In Jena, Louisiana these men will undergo interviews with the Cambodian consulate under the supervision and presence of ICE officers. The procedure goes as follows: ICE will conduct the roundup of Cambodian Americans around the country; the Cambodian consulate will conduct interviews to verify that these individuals are deportable—in that they will not burden Cambodia with mental or medical issues; then they will issue travel documents for the deportations to proceed. In the meantime, over 100 Cambodian Americans will wait in their cells at the LaSalle Detention Center, for an interview that will change the course of their lives and tear them apart from the only families they have known.

In April of this year, the Cambodian government recognized the cruelty of deporting Cambodian Americans with criminal records, away from their loved ones and families. In response, the Trump administration threatened the small nation with visa sanctions. The Cambodian government subsequently agreed to conduct interviews and issue travel documents.
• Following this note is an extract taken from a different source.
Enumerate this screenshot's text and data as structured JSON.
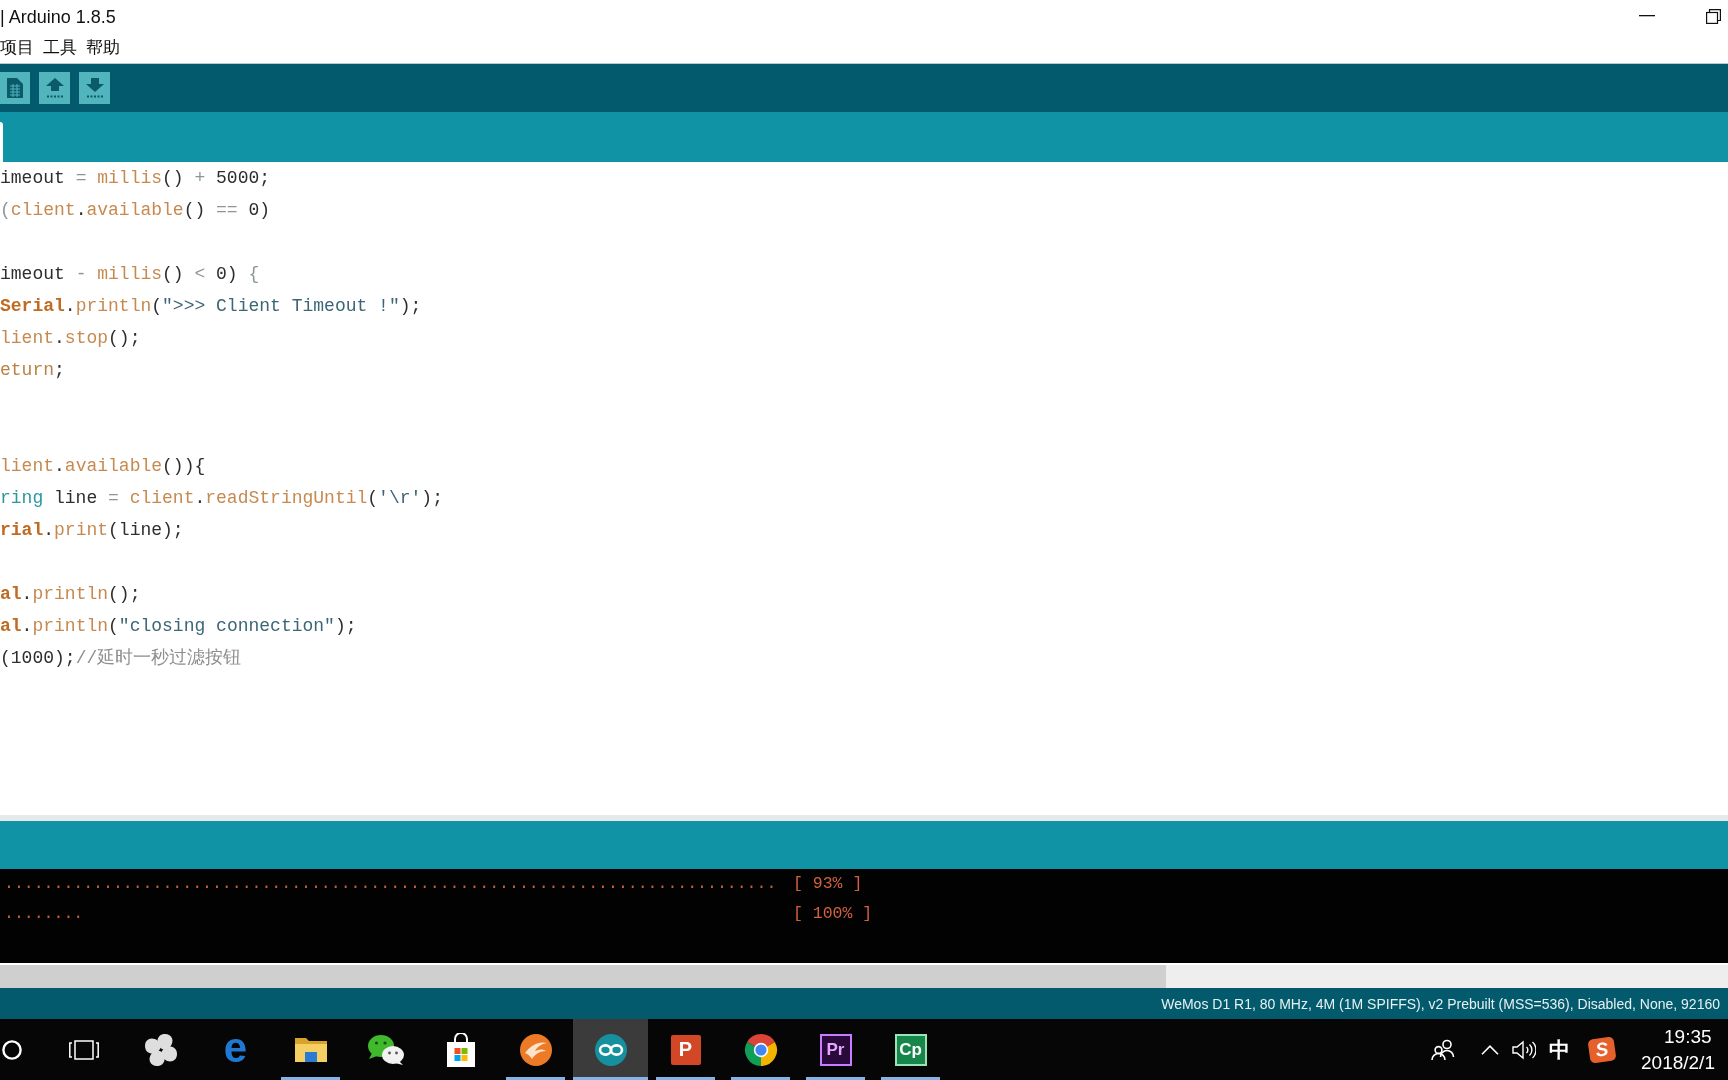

“I have done terrible things that not only affected by community but also devastated my family. Now I want to get to know my son, my mother, my sisters. Twenty years is a long time to be away from a family member. I want to rebuild a relationship with my son, siblings and parents, to help me reconcile the thing that I did, so that way I can live the rest of my life trying to get to know them again, to love them, and even like them. But now I may never have the chance,” says Tuong.